Em uma relação entre pensamentos, Bauman (2001) nos traz o Panóptico de Foucault (1987), uma figura arquitetural idealizada por Jeremy Bentham, um dispositivo que funcionava pela relação entre ver e ser visto. Nessa forma de poder, o sujeito é sempre visto, mas não pode ver quem o vigia da torre central. Cada sujeito é colocado em uma célula, uma divisória, e permanece isolado de outros estímulos. O poder está na mão do vigilante que deve estar lá presente. E essa é justamente a mudança, segundo Bauman (2001) na modernidade “pós-Panóptica”, pois agora as relações de poder tornam-se instantâneas e as pessoas as quais controlam inacessíveis, deixando os sujeitos ainda mais isolados. Assim, o sujeito moderno não se esconde (nem pode), pelo contrário, se torna constantemente visível, e por consequência, completamente individualizado. Houve a quebra do poder e da política (BAUMAN, 2007). Nesse sentido, para o autor, o pós-Panóptico é o arauto do fim da era do engajamento mútuo e do questionamento pessoal, da crítica sem ação, do pensamento social como valor. Segundo Touraine (2002, p. 177) estamos “no fim da definição do ser humano como um ser social, definido por seu lugar na sociedade, que determina seu comportamento e ações”. Sociedade essa que para Bauman (2007) dispõe-se mais como uma rede ao invés de uma estrutura. Ela é uma matriz de conexões e desconexões aleatórias, com infinitas permutações possíveis.

Estaríamos assim a mercê de nós mesmos para definir nossas especificidades culturais e psicológicas, não mais necessitando de normas,

princípios ou instituições sociais? Não constituímos mais uma comunidade dentro de uma sociedade que se constituem como forças determinantes culturais e definidoras de nossas identidades enquanto sujeitos coletivos? Estamos realmente satisfeitos em seguir a trajetória, sem questionamentos, da individualização do sujeito e de suas relações estabelecidas por conexões? E, acima de tudo, até onde vão os benefícios dessa nova liberdade adquirida que nos traz em seu tornozelo a individualidade e a fluidez das relações sociais?

Esses questionamentos pairam sobre a sociedade ultramoderna que de alguma forma opõe liberdade e sociedade.

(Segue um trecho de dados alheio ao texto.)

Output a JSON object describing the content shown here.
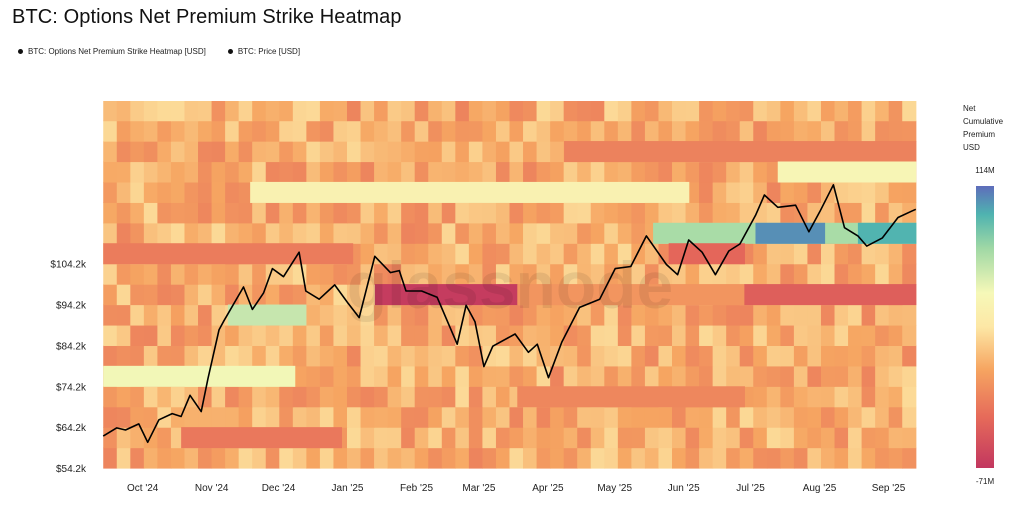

Contudo, entendemos que não há liberdade sem vida e significação cultural em sociedade. Concebendo a sociedade como um artefato efêmero, não encontramos raízes identitátias, pois não há reflexo nem união, há apenas identidades projetadas e idealizadas, mas jamais alcançadas, apenas individualizada internamente em desejo.

A individualidade não é uma escolha, mas uma fatalidade. Fatalidade que acarreta em graves riscos a sociedade, tornando o individuo o pior inimigo do cidadão, fazendo o público ser colonizado pelo privado, fazendo do interesse público apenas a curiosidade sobre a vida privada de figuras públicas, figuras essas que tornam sua vida uma exposição pública de sentimentos íntimos e privados (BAUMAN, 2001).

Pensemos um pouco nas figuras públicas acima citadas. Na era da cibercultura elas são o que Bauman (2001) chama de autoridades, mas dessa vez, na nuance do ciberespaço possuem um poder ainda mais influenciador. Afirmamos isso por meio do seu pensamento sobre a autoridade pessoal dos sujeitos como as celebridades ou escritores de best-sellers. Para o autor o sujeito possuidor de autoridade amplia o número de seguidores, mas na modernidade liquida de fins incertos, é o número de seguidores que faz a autoridade.

Encontramos assim na cibercultura a concretização ampliada dos pensamentos de Bauman sobre as figuras públicas com poder de autoridade, segundo o número de seguidores e o aumento da individualização do sujeito por meio da transformação de sua vida em um espetáculo privado de longo alcance que ao mesmo tempo em que torna sua vida pública e notória, o faz mais individual, dividido e desorientado.